Sunday, August 30, 2015

Fill up our cups.

Shivi came up to me to tell me something.

"Do you know that we have a cup in our heart?"

When children ask me questions like that sometimes I just return the question back to them. Maybe they're not looking for an answer but just want to tell me something.

"Do you think we have a cup in our heart?"

"We do. And when you smile at me it fills up my cup. And when I smile at you it fills up your cup."

I was endeared, of course, and couldn't help smiling at him smiling back at me.

"I think I can feel it filling up." 

Last week at a really excellent Conscious Discipline workshop I attended with the staff they asked the question, "What motivates children to behave?" I could agree with their answer wholeheartedly, I'd seen it, more importantly felt it happening in our room. Their motivation comes from their feeling of connection with the people around them. A bunch of rules alone doesn't do it. Learning to be a part of a community, feeling loved and accepted, feeling safe, and a desire to belong does.

I've been finding this particularly important with the new children this year. We have many who had negative experiences in their previous day cares, and some with no school experience at all. Suddenly they're thrust for six hours a day in a place with a bunch of kids and random adults. During these weeks much of our work has been about developing that connection. Home visits were really helpful in that process as was the gentle orientation week.

We're three weeks into our school year now so most of the new children are by now feeling safe and comfortable with the adults, so now the question is How to get them to connect with each other? How to foster positive connections among them? Much of it surely we just leave up to the children, who can be so good at bridging differences of language, age, and ethnicity. But there are many moments where we can facilitate that process among them.

We've had the older children in the room on their own during the afternoons these weeks when most of the new children go home after lunch. We've taken some time every afternoon to do Grace and Courtesy about inclusion, read stories about helpfulness, cooperation, and what it looks like to be kind. I'm looking forward to doing more of this since I think a good foundation early on will set a very positive tone for the rest of the year.

Does anyone out there have recommendations for books on values such as generosity and gratefulness and inclusion?

Any ideas to share about how to improve connections among the group?

Please share!


Lei said...

Hi Susanne,
Around this time, i read to my class the "How to fill your bucket" which was so much related to your blog post today of filling our cups. My wish for this school year in my class is to begin to instill mindfullness. Being present is already hard for us adults.
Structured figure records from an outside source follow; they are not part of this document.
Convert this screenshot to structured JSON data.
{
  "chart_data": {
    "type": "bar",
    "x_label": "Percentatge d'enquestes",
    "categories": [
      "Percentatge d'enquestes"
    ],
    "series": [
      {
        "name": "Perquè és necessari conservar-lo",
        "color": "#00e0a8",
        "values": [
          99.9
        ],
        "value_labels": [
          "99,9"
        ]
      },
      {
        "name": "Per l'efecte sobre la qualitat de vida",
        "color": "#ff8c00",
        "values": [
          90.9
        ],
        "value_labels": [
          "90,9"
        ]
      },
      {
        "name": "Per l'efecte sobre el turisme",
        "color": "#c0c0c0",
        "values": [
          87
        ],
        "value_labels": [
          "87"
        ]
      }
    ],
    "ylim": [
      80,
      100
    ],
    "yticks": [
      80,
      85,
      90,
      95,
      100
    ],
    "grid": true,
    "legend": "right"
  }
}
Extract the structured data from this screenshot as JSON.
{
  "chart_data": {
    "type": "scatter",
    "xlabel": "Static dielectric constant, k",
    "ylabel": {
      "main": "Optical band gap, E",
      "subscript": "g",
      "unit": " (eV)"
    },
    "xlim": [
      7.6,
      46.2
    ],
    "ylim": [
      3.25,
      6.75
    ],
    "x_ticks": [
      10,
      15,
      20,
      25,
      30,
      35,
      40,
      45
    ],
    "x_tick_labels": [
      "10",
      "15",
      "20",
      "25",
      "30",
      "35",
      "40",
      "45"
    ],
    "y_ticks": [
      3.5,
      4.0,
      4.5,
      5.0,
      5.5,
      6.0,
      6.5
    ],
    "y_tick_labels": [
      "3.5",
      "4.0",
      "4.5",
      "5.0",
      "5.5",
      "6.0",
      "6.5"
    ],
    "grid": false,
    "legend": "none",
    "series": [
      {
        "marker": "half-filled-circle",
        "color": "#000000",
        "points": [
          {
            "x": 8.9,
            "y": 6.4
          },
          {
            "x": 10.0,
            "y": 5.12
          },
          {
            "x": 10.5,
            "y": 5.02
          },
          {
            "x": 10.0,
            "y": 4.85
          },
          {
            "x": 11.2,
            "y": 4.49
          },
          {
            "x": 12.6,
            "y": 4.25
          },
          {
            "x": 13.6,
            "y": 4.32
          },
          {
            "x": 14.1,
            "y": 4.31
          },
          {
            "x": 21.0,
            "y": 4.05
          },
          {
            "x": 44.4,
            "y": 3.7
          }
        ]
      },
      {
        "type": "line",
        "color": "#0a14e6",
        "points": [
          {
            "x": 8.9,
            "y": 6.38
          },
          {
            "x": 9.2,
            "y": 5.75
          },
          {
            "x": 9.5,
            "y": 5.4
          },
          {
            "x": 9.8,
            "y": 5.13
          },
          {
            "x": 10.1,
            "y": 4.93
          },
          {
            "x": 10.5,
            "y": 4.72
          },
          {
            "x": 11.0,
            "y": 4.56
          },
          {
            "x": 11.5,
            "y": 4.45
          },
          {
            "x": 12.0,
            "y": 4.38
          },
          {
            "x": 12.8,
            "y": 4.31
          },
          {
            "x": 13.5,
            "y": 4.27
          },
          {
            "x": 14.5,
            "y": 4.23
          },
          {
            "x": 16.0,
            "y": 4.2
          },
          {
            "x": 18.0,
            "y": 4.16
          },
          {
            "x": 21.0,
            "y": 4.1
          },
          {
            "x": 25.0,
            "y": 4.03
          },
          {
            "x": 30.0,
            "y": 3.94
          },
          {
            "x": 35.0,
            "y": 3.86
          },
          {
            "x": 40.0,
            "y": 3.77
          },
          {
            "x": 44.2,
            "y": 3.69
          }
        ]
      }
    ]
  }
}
Children's timeframe is always set on the present/now. However, in the kind of world we live in /technology, social media, etc. these are becoming harder for children to focus. Thich Nhat Hanh has always been a good resource for mindfulness (Planting seeds:Practicing mindfulness with children).
Here's to a great year! Namaste.

Susanne said...

Hello Lei,

Thank you for your comment. I am familiar with the book, "How to fill your bucket" and have a suspicion that the child in my class had had that read to him before he came to me.

I have started to take the Mindfulness School's 6 week online course hoping to find many more ideas to help myself with mindfulness during the day, and hopefully some resources to include more of this in our classroom. Aside from Silence and Walking on the Line, a yoga mat, and an individual silence mat, I'd love to have more concrete materials to add make the idea tangible. Children are the most present, so it seems silly to me sometimes to talk about mindfulness with preschoolers, but resources for self calming, for helping empathy develop, for dealing with feelings and for community building are what I'm hoping to find.

I'll look into the book you mentioned. :)

Thank you!

Laura S. said...

Hi Susanne
My students enjoy playing a game at Circle Time where one of the adults goes around the circle, hovering a hand over one child, asking "what is this boy's (girl's) name?" until each has had a turn. The whole class speaks out the child's name, which is a thrill for the child (we give the children a chance to name the adults, too). They enjoy this game even later in the year, and it really helps them learn each others names. We do similar language games with other classroom vocabulary (names of shapes, identifying continents, matching colors of bead bars with quantities, etc). I started this game after I realized that even at the end of the school year some of the children didn't know each other's names (once, when I was working as an assistant a child confessed to me he got my name and the lead teacher's names confused and wasn't certain of our names!).